I have an app that includes a 3 operator (& | !) boolean expression evaluator, with variables and constants. Generally the expressions aren't too long (perhaps 50 terms at the most, but usually a lot less). There can be very many expressions - I'm expecting the upper limit to be around a million. Currently I have a hand written parser with a very simple evaluator that simply recursively traverses the parse tree. One constraint is that this has to be callable from C++. I have no sharing between expressions. I'd like to investigate speeding this up.
I see two avenues of research.
- Add sharing and store the state indicating whether an expression node has been evaluated or not.
- Extract Common Subexpressions.
Also I would expect that a code generation approach will be faster than an interpretive approach working on parse trees or similar structures.
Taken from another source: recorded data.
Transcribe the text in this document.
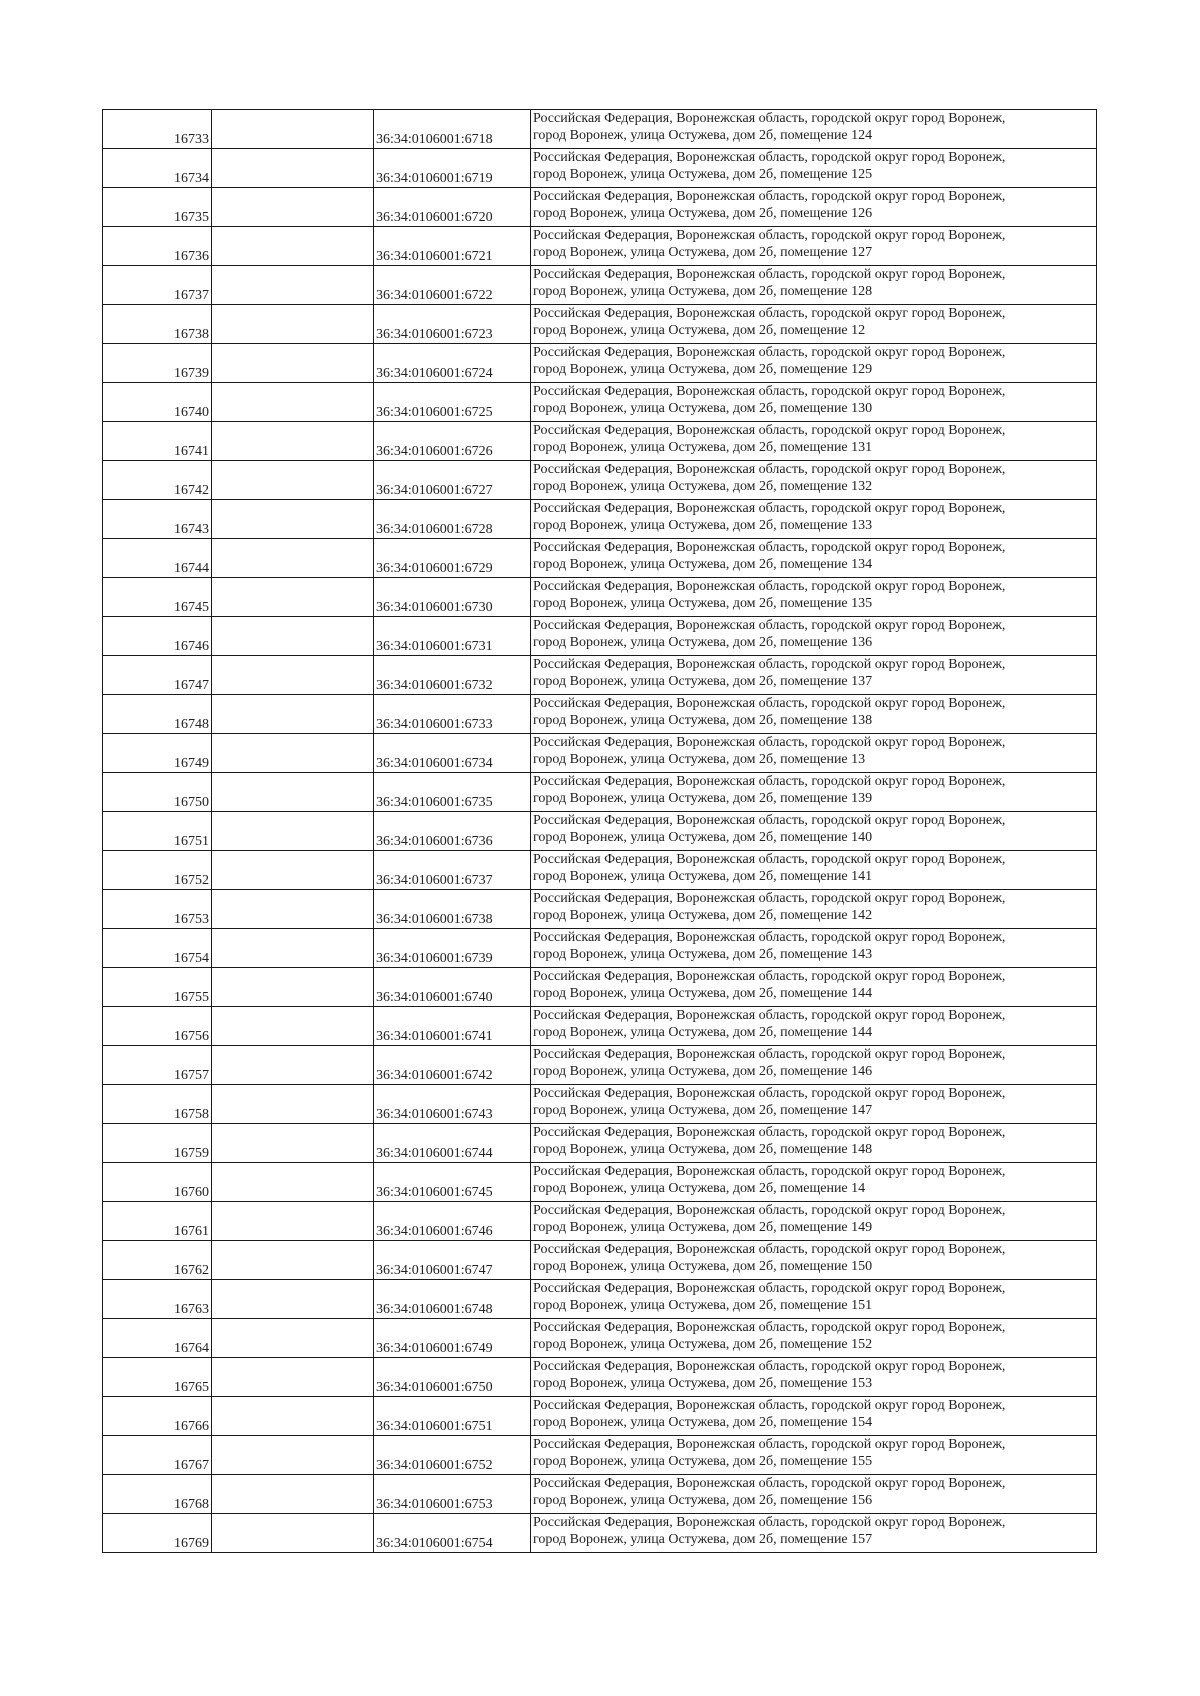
16733		36:34:0106001:6718	Российская Федерация, Воронежская область, городской округ город Воронеж,
город Воронеж, улица Остужева, дом 2б, помещение 124

16734		36:34:0106001:6719	Российская Федерация, Воронежская область, городской округ город Воронеж,
город Воронеж, улица Остужева, дом 2б, помещение 125

16735		36:34:0106001:6720	Российская Федерация, Воронежская область, городской округ город Воронеж,
город Воронеж, улица Остужева, дом 2б, помещение 126

16736		36:34:0106001:6721	Российская Федерация, Воронежская область, городской округ город Воронеж,
город Воронеж, улица Остужева, дом 2б, помещение 127

16737		36:34:0106001:6722	Российская Федерация, Воронежская область, городской округ город Воронеж,
город Воронеж, улица Остужева, дом 2б, помещение 128

16738		36:34:0106001:6723	Российская Федерация, Воронежская область, городской округ город Воронеж,
город Воронеж, улица Остужева, дом 2б, помещение 12

16739		36:34:0106001:6724	Российская Федерация, Воронежская область, городской округ город Воронеж,
город Воронеж, улица Остужева, дом 2б, помещение 129

16740		36:34:0106001:6725	Российская Федерация, Воронежская область, городской округ город Воронеж,
город Воронеж, улица Остужева, дом 2б, помещение 130

16741		36:34:0106001:6726	Российская Федерация, Воронежская область, городской округ город Воронеж,
город Воронеж, улица Остужева, дом 2б, помещение 131

16742		36:34:0106001:6727	Российская Федерация, Воронежская область, городской округ город Воронеж,
город Воронеж, улица Остужева, дом 2б, помещение 132

16743		36:34:0106001:6728	Российская Федерация, Воронежская область, городской округ город Воронеж,
город Воронеж, улица Остужева, дом 2б, помещение 133

16744		36:34:0106001:6729	Российская Федерация, Воронежская область, городской округ город Воронеж,
город Воронеж, улица Остужева, дом 2б, помещение 134

16745		36:34:0106001:6730	Российская Федерация, Воронежская область, городской округ город Воронеж,
город Воронеж, улица Остужева, дом 2б, помещение 135

16746		36:34:0106001:6731	Российская Федерация, Воронежская область, городской округ город Воронеж,
город Воронеж, улица Остужева, дом 2б, помещение 136

16747		36:34:0106001:6732	Российская Федерация, Воронежская область, городской округ город Воронеж,
город Воронеж, улица Остужева, дом 2б, помещение 137

16748		36:34:0106001:6733	Российская Федерация, Воронежская область, городской округ город Воронеж,
город Воронеж, улица Остужева, дом 2б, помещение 138

16749		36:34:0106001:6734	Российская Федерация, Воронежская область, городской округ город Воронеж,
город Воронеж, улица Остужева, дом 2б, помещение 13

16750		36:34:0106001:6735	Российская Федерация, Воронежская область, городской округ город Воронеж,
город Воронеж, улица Остужева, дом 2б, помещение 139

16751		36:34:0106001:6736	Российская Федерация, Воронежская область, городской округ город Воронеж,
город Воронеж, улица Остужева, дом 2б, помещение 140

16752		36:34:0106001:6737	Российская Федерация, Воронежская область, городской округ город Воронеж,
город Воронеж, улица Остужева, дом 2б, помещение 141

16753		36:34:0106001:6738	Российская Федерация, Воронежская область, городской округ город Воронеж,
город Воронеж, улица Остужева, дом 2б, помещение 142

16754		36:34:0106001:6739	Российская Федерация, Воронежская область, городской округ город Воронеж,
город Воронеж, улица Остужева, дом 2б, помещение 143

16755		36:34:0106001:6740	Российская Федерация, Воронежская область, городской округ город Воронеж,
город Воронеж, улица Остужева, дом 2б, помещение 144

16756		36:34:0106001:6741	Российская Федерация, Воронежская область, городской округ город Воронеж,
город Воронеж, улица Остужева, дом 2б, помещение 144

16757		36:34:0106001:6742	Российская Федерация, Воронежская область, городской округ город Воронеж,
город Воронеж, улица Остужева, дом 2б, помещение 146

16758		36:34:0106001:6743	Российская Федерация, Воронежская область, городской округ город Воронеж,
город Воронеж, улица Остужева, дом 2б, помещение 147

16759		36:34:0106001:6744	Российская Федерация, Воронежская область, городской округ город Воронеж,
город Воронеж, улица Остужева, дом 2б, помещение 148

16760		36:34:0106001:6745	Российская Федерация, Воронежская область, городской округ город Воронеж,
город Воронеж, улица Остужева, дом 2б, помещение 14

16761		36:34:0106001:6746	Российская Федерация, Воронежская область, городской округ город Воронеж,
город Воронеж, улица Остужева, дом 2б, помещение 149

16762		36:34:0106001:6747	Российская Федерация, Воронежская область, городской округ город Воронеж,
город Воронеж, улица Остужева, дом 2б, помещение 150

16763		36:34:0106001:6748	Российская Федерация, Воронежская область, городской округ город Воронеж,
город Воронеж, улица Остужева, дом 2б, помещение 151

16764		36:34:0106001:6749	Российская Федерация, Воронежская область, городской округ город Воронеж,
город Воронеж, улица Остужева, дом 2б, помещение 152

16765		36:34:0106001:6750	Российская Федерация, Воронежская область, городской округ город Воронеж,
город Воронеж, улица Остужева, дом 2б, помещение 153

16766		36:34:0106001:6751	Российская Федерация, Воронежская область, городской округ город Воронеж,
город Воронеж, улица Остужева, дом 2б, помещение 154

16767		36:34:0106001:6752	Российская Федерация, Воронежская область, городской округ город Воронеж,
город Воронеж, улица Остужева, дом 2б, помещение 155

16768		36:34:0106001:6753	Российская Федерация, Воронежская область, городской округ город Воронеж,
город Воронеж, улица Остужева, дом 2б, помещение 156

16769		36:34:0106001:6754	Российская Федерация, Воронежская область, городской округ город Воронеж,
город Воронеж, улица Остужева, дом 2б, помещение 157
It would probably be fairly straightforward to generate some C++ code, but considering the length of the functions, I don't know if a compiler like GCC will be able to optimize the CSEs.
I've seen that there are a few libraries available for expression evaluation, but in my work environment adding 3rd party libraries is not simple plus they all seem very complicated compared to my needs.
Lastly I've been looking at Antlr4 a bit recently, so that might be appropriate for me. In the past I've worked on C code generation, but I have no experience of using something like LLVM for optimisation and code generation.
Any suggestions for which way to go?